5. Deep Learning (Visual Product Recommender)


  • Neural Networks - It provides non-linear representation of data/features;
  • In normal classification model - image classification -> Input : features / image pixel; Output : predicted object;
  • Linear classifiers - create a line or linear decision boundary between + / - classes;
  • While in Neural networks - classifiers are represented by graphs, here there is a node for each feature - x1, x2, x3, ..., xn; and one output node y(prediction);
A "one layer neural network" is similar to the "linear classifier" as both can perform "OR" and "AND" operation. But a simple "linear classifier" cannot perform "XOR" operations, or they cannot segregate data when there is no line that separates the + from the -;

Standard Image classification approach:

  • Using the hand created image feature - SIFT feature;
  • Input : Extract features (create a vector - based on locations where the firing occured) -> Feed it to a simple classifier (logistic regression, SVM - support vector machine); -> detect;
  • Challenges - Many hand created features exist for finding interest points - but a painful process to design.

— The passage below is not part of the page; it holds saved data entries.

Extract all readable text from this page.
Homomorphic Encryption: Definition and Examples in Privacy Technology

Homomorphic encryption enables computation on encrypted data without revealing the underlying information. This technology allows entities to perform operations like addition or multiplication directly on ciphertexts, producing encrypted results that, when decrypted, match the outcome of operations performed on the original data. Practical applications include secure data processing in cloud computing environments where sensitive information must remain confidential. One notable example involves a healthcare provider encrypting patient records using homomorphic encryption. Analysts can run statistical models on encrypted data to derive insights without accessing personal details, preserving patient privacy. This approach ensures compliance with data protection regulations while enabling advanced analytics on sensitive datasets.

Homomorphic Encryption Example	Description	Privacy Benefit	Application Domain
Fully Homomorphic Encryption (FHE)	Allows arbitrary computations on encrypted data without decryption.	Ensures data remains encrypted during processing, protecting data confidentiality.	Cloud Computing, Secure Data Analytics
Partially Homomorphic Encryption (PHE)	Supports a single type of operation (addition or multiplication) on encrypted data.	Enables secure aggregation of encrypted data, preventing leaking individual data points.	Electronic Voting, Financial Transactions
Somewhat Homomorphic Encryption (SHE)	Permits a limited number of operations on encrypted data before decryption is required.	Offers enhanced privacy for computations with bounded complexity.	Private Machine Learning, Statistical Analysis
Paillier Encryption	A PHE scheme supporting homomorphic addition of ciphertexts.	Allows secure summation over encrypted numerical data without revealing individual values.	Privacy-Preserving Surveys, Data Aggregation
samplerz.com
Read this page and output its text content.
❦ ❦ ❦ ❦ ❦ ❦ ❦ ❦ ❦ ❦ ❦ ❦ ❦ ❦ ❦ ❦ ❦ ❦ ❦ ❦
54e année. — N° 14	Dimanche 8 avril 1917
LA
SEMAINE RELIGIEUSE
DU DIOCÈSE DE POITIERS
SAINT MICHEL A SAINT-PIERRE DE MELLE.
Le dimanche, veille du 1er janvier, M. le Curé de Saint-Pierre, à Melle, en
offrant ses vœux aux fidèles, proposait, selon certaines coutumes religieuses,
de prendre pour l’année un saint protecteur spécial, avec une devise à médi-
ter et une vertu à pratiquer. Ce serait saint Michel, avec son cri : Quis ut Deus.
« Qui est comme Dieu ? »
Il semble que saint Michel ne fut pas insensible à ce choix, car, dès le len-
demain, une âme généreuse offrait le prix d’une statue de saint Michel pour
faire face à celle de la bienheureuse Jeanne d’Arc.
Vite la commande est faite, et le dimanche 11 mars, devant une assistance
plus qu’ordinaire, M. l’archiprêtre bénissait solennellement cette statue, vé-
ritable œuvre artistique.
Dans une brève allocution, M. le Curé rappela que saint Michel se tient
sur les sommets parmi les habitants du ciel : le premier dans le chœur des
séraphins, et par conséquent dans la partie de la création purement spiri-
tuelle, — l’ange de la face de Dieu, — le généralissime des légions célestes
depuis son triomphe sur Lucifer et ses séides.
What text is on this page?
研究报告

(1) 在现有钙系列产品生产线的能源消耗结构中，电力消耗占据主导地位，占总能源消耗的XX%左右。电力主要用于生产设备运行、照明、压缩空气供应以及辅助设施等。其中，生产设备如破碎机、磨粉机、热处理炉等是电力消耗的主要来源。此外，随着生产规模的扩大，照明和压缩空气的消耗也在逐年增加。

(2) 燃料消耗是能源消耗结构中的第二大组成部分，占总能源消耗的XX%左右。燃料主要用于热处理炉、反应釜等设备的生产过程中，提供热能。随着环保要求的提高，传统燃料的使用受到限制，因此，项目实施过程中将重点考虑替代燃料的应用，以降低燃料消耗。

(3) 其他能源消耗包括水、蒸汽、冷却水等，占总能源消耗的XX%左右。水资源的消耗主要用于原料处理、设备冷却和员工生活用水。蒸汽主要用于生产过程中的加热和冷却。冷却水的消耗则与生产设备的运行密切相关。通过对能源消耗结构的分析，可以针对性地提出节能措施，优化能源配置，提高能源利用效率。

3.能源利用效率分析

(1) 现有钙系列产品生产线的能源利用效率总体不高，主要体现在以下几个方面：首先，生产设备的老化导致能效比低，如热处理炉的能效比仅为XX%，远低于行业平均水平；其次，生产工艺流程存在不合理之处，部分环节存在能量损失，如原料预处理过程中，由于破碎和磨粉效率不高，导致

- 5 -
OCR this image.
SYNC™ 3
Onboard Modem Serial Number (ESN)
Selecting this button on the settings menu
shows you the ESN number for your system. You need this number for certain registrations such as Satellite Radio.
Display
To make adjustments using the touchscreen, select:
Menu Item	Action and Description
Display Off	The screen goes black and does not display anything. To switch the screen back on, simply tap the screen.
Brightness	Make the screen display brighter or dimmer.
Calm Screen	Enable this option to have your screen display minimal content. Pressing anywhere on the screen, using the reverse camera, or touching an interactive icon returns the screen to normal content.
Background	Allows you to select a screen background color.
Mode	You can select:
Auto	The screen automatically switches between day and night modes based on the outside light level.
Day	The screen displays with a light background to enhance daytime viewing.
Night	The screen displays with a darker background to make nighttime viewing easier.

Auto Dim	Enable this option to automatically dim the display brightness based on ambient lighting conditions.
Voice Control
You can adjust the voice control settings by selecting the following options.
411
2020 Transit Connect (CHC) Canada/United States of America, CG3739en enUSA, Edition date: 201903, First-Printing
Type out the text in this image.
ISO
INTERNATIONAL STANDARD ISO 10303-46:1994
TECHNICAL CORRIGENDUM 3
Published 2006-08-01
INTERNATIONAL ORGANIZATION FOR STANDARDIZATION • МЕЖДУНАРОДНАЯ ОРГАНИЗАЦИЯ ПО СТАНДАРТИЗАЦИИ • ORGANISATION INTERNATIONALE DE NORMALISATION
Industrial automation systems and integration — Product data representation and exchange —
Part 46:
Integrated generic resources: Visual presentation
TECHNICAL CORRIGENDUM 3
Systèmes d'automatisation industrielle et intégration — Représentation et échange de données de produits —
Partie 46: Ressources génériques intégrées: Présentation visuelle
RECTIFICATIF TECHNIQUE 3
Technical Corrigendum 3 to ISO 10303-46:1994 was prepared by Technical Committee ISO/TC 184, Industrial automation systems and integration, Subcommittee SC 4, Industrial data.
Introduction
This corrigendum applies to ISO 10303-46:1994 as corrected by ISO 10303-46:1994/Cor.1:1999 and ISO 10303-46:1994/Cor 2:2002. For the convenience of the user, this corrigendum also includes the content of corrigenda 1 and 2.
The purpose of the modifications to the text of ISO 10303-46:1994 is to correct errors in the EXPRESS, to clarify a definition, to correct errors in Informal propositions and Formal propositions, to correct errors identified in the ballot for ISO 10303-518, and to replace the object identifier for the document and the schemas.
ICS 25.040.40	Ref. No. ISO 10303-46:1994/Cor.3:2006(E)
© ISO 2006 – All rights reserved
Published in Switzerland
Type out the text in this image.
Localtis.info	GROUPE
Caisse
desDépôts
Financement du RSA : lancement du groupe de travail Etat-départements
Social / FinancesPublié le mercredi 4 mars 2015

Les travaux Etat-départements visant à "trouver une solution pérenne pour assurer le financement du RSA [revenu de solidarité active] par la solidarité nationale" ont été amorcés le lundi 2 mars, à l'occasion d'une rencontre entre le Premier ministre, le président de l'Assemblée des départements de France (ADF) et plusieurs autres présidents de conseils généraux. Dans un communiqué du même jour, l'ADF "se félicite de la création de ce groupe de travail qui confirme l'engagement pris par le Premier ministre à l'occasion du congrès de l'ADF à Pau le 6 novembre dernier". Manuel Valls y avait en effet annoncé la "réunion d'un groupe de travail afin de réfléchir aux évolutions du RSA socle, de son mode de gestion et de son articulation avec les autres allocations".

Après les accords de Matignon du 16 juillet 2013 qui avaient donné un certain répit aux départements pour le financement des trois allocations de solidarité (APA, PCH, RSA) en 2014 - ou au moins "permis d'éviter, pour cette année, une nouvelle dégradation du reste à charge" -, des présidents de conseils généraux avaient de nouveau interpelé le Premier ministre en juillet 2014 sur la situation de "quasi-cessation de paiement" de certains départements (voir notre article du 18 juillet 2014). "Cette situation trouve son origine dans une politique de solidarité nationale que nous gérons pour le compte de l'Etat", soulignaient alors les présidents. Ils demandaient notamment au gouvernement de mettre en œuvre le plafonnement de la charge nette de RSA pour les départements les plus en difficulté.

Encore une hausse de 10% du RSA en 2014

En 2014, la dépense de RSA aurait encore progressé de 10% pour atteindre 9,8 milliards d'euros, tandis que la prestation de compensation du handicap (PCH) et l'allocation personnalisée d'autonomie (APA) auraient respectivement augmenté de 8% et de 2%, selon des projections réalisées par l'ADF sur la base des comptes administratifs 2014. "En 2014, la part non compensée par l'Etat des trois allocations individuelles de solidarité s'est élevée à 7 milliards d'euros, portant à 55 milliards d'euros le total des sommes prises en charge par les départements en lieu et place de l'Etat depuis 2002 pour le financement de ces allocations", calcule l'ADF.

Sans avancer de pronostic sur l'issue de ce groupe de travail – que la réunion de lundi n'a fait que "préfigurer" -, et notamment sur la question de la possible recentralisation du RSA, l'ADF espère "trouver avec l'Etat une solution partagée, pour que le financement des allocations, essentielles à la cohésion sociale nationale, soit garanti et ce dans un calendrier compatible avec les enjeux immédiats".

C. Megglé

Deep Learning - Neural Networks - implicitly learn features

  • Neural Networks capture different types of image features at different layers and they get learnt automatically.
  • Pros : Enables learning features rather than hand tuning; Impressive performance gains for Computer Vision, Speech recognition, some text analysis;
  • Challenges : Requires a lot of data, and labelled data; Splitting training /validation set -> training deep neural network -> time consuming;
  • Computationally expensive and extremely hard to tune - choice of architectute, parameter types, hyperparameters, learning algorithm ,etc;

Deep Features:

  • Deep Features = Deep Learning + Transfer Learning;
  • It allows to build neural networks even in the absence of large amount of data.
  • Transfer Learning - Use data from one task to help learn in another task;
  • Since there are many layers, the last few are relevant to the specific task. Hence the last few layers can be chipped of and the rest can then be feed into other algorithm for attaining predictions.

Algorithm:

  • Load the image analysis dataset.
  • Explore the data - (id, image, label, deep_features, image_array)
  • Model 1: Train classifier on raw pixels (features are raw pixels and not deep features); - input : image train data; feature - image_array, target - label; algorith - logistic_classifer;
  • Make predictions with the simple model.
  • Evaluate the model on the test-data -> accuracy, precision, recall;
  • Model 2: Deep Features (Tranfer Learning) - input : image_train, features : deep_features, target : label, algorithm : logistic regression.
  • Make predictions with the deep feature model.
  • Compute the test data accuracy of the deep_feature model.